Weight of Instrument:
Weighing nearly twenty kilograms, the Contrabass Sax is not for the faint hearted, and is in fact so rare that there are less than a hundred of these instruments still functional today.Modern instrument makers have revived the Contrabass Sax and there is an increasing level of demand for the instrument, but the sheer size, weight and magnitude of the instrument, combined with its extremely costly construction make it a rarity that is seldom seen in instrumental performance.
History of Instrument:
Its humble beginnings were on the journeyman's route, around tradeshows and concert hall exhibitions, with Adolphe Sax displaying the new tools with which the budding musician at the forefront of musical composition could ply their trade. The first recorded usage of a Contrabass Sax in an orchestral setting was by Jules Massenet in 1879. Massenet placed the Contrabass into the opera 'La vierge' and later, in 1881, it was also utilized in 'Herodiade'.
The notable maker of these instruments, the Steinway of Contrabass Saxophone Constructors, was the Evette Schaeffer Company. The main purpose of their building the Contrabass Saxophone was for the grandiose display of pride filled ceremonialism that is the US Military Brass Band. There were at least a dozen of these instruments made for this purpose around the turn of the century. Though popular with sax ensembles for the novelty factor of its size and appearance, it was understandably expensive, difficult to transport and an immense undertaking to obtain. The occurrence of the Great Depression led to the decline in popularity of the Saxophone, and the Contrabass became relegated to the ranks of expensive historical curios.
Challenge to play:
Similar in sound to the other members of the Saxophone family, pitched significantly lower, and operating on the same principles as the majority of woodwind instruments, a Contrabass is relatively difficult to play, even if one is an experienced player of this style. This is result of the size of the contraption responsible for adjusting the pitch of the instruments notes. The volume of air needed to make the lower notes audible is ridiculous, and a powerful cardiovascular system is a must if one is to play successfully.
Play with another Instrument:
The deepness of the lower notes and the extremely low pitch that they occur at, can result in melodies that are difficult to decipher when it is used in solo performance. The sensible thing to do is to use the low notes to provide fullness to higher notes played on another instrument, which will synergize and reinforce the melody.

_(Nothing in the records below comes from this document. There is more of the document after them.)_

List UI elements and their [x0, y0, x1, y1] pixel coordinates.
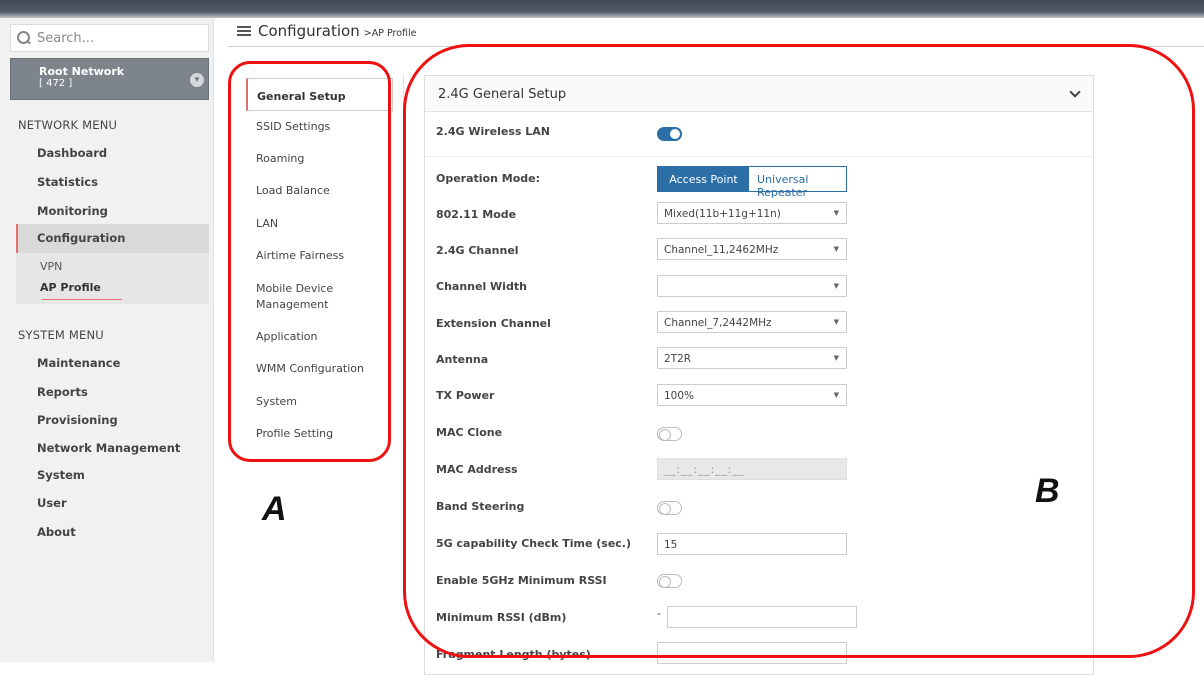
root-network-count: [ 472 ] [39, 78, 73, 89]
sidebar-item-dashboard[interactable]: Dashboard [37, 146, 107, 160]
sidebar-item-system[interactable]: System [37, 468, 85, 482]
sidebar-item-network-management[interactable]: Network Management [37, 441, 180, 455]
sidebar-item-maintenance[interactable]: Maintenance [37, 356, 120, 370]
system-menu-title: SYSTEM MENU [18, 328, 104, 342]
network-menu-title: NETWORK MENU [18, 118, 118, 132]
annotation-label-a: A [262, 490, 287, 528]
sidebar-item-about[interactable]: About [37, 525, 76, 539]
breadcrumb: Configuration >AP Profile [237, 22, 416, 40]
sidebar-subitem-vpn[interactable]: VPN [40, 260, 62, 273]
search-icon [17, 31, 31, 45]
active-underline [42, 299, 122, 300]
sidebar-item-monitoring[interactable]: Monitoring [37, 204, 108, 218]
root-network-selector[interactable]: Root Network [ 472 ] ▾ [10, 58, 209, 100]
search-placeholder: Search... [37, 30, 95, 46]
configuration-submenu: VPN AP Profile [16, 253, 209, 304]
sidebar-item-reports[interactable]: Reports [37, 385, 88, 399]
breadcrumb-sub: >AP Profile [363, 28, 417, 39]
sidebar-item-provisioning[interactable]: Provisioning [37, 413, 118, 427]
annotation-outline-a [228, 61, 391, 462]
chevron-down-icon[interactable]: ▾ [190, 73, 204, 87]
sidebar-item-statistics[interactable]: Statistics [37, 175, 98, 189]
root-network-name: Root Network [39, 65, 125, 78]
sidebar-subitem-ap-profile[interactable]: AP Profile [40, 281, 101, 294]
sidebar-item-configuration-label: Configuration [37, 231, 126, 245]
search-input[interactable]: Search... [10, 24, 209, 52]
sidebar-item-configuration[interactable]: Configuration [16, 224, 209, 253]
page-title: Configuration [258, 22, 360, 40]
sliders-icon [237, 25, 251, 37]
annotation-label-b: B [1035, 472, 1060, 510]
sidebar-item-user[interactable]: User [37, 496, 67, 510]
annotation-outline-b [403, 44, 1195, 658]
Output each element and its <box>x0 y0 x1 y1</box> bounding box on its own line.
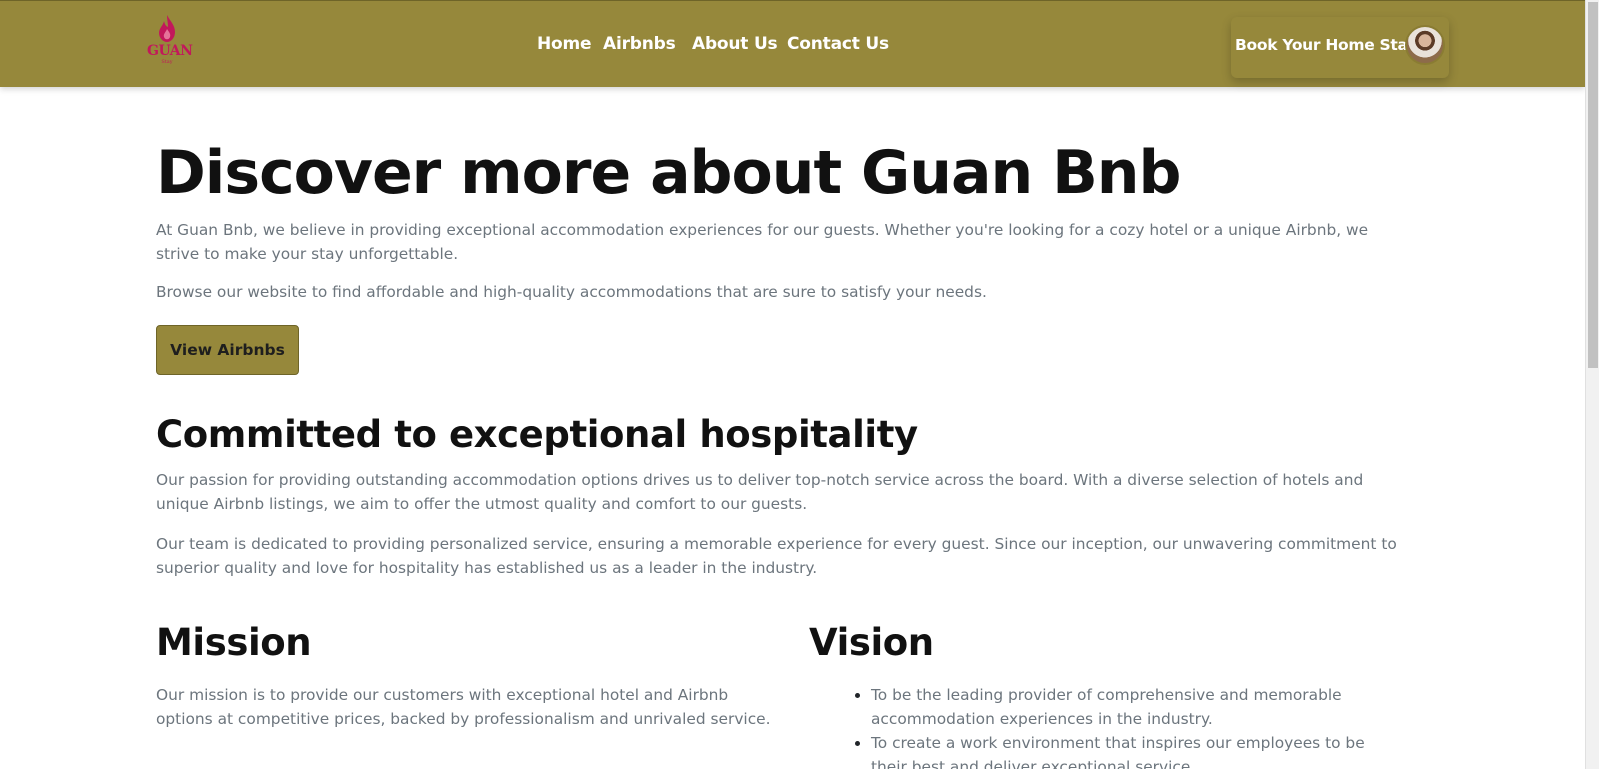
nav-link-about-us[interactable]: About Us <box>692 34 778 54</box>
book-home-stay-button[interactable]: Book Your Home Stay <box>1231 17 1449 78</box>
vision-heading: Vision <box>809 621 934 664</box>
page-title: Discover more about Guan Bnb <box>156 138 1181 208</box>
brand-name: GUAN <box>147 43 193 59</box>
vision-item: To create a work environment that inspir… <box>871 731 1394 769</box>
book-home-stay-label: Book Your Home Stay <box>1235 36 1417 54</box>
brand-logo[interactable]: GUAN Stay <box>147 14 193 72</box>
page-scrollbar[interactable] <box>1585 0 1599 769</box>
top-navbar: GUAN Stay Home Airbnbs About Us Contact … <box>0 0 1585 87</box>
view-airbnbs-button[interactable]: View Airbnbs <box>156 325 299 375</box>
nav-link-home[interactable]: Home <box>537 34 592 54</box>
hero-paragraph-2: Browse our website to find affordable an… <box>156 283 987 301</box>
user-avatar-icon[interactable] <box>1405 25 1445 65</box>
brand-tagline: Stay <box>161 59 173 65</box>
commitment-heading: Committed to exceptional hospitality <box>156 413 918 456</box>
commitment-paragraph-2: Our team is dedicated to providing perso… <box>156 535 1397 577</box>
commitment-paragraph-1: Our passion for providing outstanding ac… <box>156 471 1364 513</box>
flame-icon <box>159 15 175 42</box>
hero-paragraph-1: At Guan Bnb, we believe in providing exc… <box>156 221 1369 263</box>
nav-link-contact-us[interactable]: Contact Us <box>787 34 889 54</box>
mission-heading: Mission <box>156 621 312 664</box>
vision-list: To be the leading provider of comprehens… <box>849 683 1394 769</box>
mission-text: Our mission is to provide our customers … <box>156 686 771 728</box>
nav-link-airbnbs[interactable]: Airbnbs <box>603 34 676 54</box>
scrollbar-thumb[interactable] <box>1588 2 1598 368</box>
vision-item: To be the leading provider of comprehens… <box>871 683 1394 731</box>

Transporting the Instrument:
It’s important to use tender loving care when transporting a Contrabass, due to the extreme size of a Contrabass considerable care needs to be taken when transporting, however, due to its rarity this is seldom a consideration, usually the person responsible for its transport usually understands what is required of them in order to facilitate the safe transport of the heavy instrument. The Contrabass Sax is a jewel in Adolphe Sax's crown of inventiveness, and should the chance occur, have a listen.